Hm. What if I don't bother with that and I just read from the transient string? It's probably still good.

> In C, strings are just a sequence of bytes with the vague promise that a \0 byte will terminate the string at some point.

> This is a very simple model conceptually, but very cumbersome in practice:

> What if your string is not terminated? If you’re not careful, you can read beyond the intended end of the string, a huge security problem!

This sounds like a problem that transient strings were designed to exemplify. How do they improve on the C model?

-----

I was interested that the short strings use a full 32-bit length field. That's a lot of potential length for a string of at most 12 characters.

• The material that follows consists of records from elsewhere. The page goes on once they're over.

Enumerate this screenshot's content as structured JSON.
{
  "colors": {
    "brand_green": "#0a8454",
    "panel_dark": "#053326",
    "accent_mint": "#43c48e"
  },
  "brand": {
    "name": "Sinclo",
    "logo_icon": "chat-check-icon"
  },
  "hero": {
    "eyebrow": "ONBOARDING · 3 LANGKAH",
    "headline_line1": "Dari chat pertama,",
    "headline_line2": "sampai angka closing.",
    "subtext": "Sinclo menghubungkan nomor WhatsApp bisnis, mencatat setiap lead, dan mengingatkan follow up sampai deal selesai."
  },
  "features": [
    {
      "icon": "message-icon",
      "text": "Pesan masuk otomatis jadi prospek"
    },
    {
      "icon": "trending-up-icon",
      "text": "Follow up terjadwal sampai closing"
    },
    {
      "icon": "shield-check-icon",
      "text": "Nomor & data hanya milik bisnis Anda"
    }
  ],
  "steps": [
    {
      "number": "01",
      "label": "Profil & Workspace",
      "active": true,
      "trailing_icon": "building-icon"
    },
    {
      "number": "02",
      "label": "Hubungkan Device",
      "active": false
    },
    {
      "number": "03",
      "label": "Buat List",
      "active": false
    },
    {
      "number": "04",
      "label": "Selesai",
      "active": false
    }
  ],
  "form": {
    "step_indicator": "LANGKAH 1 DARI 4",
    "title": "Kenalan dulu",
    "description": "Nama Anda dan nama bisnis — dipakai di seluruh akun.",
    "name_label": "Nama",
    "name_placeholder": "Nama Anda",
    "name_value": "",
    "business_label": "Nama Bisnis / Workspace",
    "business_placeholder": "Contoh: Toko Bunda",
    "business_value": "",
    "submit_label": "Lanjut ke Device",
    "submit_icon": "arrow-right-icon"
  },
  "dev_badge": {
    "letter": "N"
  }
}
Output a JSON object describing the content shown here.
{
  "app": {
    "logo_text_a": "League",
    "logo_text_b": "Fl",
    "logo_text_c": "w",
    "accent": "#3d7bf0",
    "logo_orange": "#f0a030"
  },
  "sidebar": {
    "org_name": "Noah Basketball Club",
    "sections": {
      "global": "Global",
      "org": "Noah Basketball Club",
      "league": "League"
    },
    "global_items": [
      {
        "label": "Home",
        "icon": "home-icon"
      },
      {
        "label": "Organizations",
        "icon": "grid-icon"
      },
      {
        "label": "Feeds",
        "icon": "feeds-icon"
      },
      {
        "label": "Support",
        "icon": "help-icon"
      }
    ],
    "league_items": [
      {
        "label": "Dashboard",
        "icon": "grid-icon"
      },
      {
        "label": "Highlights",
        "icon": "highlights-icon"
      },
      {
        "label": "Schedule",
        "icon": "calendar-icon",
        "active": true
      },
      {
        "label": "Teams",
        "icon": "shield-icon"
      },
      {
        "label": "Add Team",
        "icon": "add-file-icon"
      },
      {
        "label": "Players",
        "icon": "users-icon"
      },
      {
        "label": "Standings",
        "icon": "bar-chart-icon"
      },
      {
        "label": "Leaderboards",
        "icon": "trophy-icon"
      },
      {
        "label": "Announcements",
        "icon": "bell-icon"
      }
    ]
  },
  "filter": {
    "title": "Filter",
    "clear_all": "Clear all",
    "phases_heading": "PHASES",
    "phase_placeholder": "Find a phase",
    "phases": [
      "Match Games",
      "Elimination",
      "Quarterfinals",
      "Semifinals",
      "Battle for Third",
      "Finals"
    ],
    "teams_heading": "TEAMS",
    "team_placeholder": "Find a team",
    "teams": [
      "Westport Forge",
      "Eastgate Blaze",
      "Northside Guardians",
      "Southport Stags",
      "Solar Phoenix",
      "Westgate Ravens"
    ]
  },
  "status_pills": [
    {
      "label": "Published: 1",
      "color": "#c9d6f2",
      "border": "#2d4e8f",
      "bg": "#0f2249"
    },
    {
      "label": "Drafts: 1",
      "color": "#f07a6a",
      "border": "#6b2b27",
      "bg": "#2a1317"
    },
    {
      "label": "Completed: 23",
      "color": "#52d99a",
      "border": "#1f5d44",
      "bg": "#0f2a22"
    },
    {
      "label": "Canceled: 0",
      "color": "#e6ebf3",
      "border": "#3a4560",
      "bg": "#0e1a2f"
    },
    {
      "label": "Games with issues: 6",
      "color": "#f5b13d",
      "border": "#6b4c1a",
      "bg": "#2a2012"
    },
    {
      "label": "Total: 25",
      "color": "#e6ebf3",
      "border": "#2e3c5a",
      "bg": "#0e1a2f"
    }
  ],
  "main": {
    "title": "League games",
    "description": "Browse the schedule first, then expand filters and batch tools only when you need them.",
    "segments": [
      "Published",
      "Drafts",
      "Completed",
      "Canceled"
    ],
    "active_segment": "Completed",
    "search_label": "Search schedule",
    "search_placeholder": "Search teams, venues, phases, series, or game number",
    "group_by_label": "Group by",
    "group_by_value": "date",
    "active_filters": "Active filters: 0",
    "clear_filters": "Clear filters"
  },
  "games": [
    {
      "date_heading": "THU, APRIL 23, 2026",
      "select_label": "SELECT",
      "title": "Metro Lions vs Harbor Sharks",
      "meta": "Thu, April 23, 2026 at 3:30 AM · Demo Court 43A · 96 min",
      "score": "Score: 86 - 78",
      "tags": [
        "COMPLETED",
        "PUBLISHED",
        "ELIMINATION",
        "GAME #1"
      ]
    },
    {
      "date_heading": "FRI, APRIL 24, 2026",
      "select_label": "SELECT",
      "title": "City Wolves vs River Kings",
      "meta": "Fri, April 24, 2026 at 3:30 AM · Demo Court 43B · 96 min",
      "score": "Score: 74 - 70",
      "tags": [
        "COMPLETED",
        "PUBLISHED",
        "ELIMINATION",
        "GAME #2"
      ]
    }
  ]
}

If we shaved that down to the four bits necessary to represent a number from 0-12, we'd save 28 bits, which is 3.5 characters. Adding three characters to the content would bring the potential length of a short string up to 15, requiring 0 additional length bits. And we'd have four bits left over.

I assume we aren't worried about this because strings of length 13-15 are already rare and it adds a huge amount of complexity to parsing the string, but it was fun to think about.

ReptileMan•1mo ago
Joel had a very nice quote - the whole history of C/C++ is them trying to deal with strings. In a way it is both worrying and encouraging that 50 years in there is still development in the area.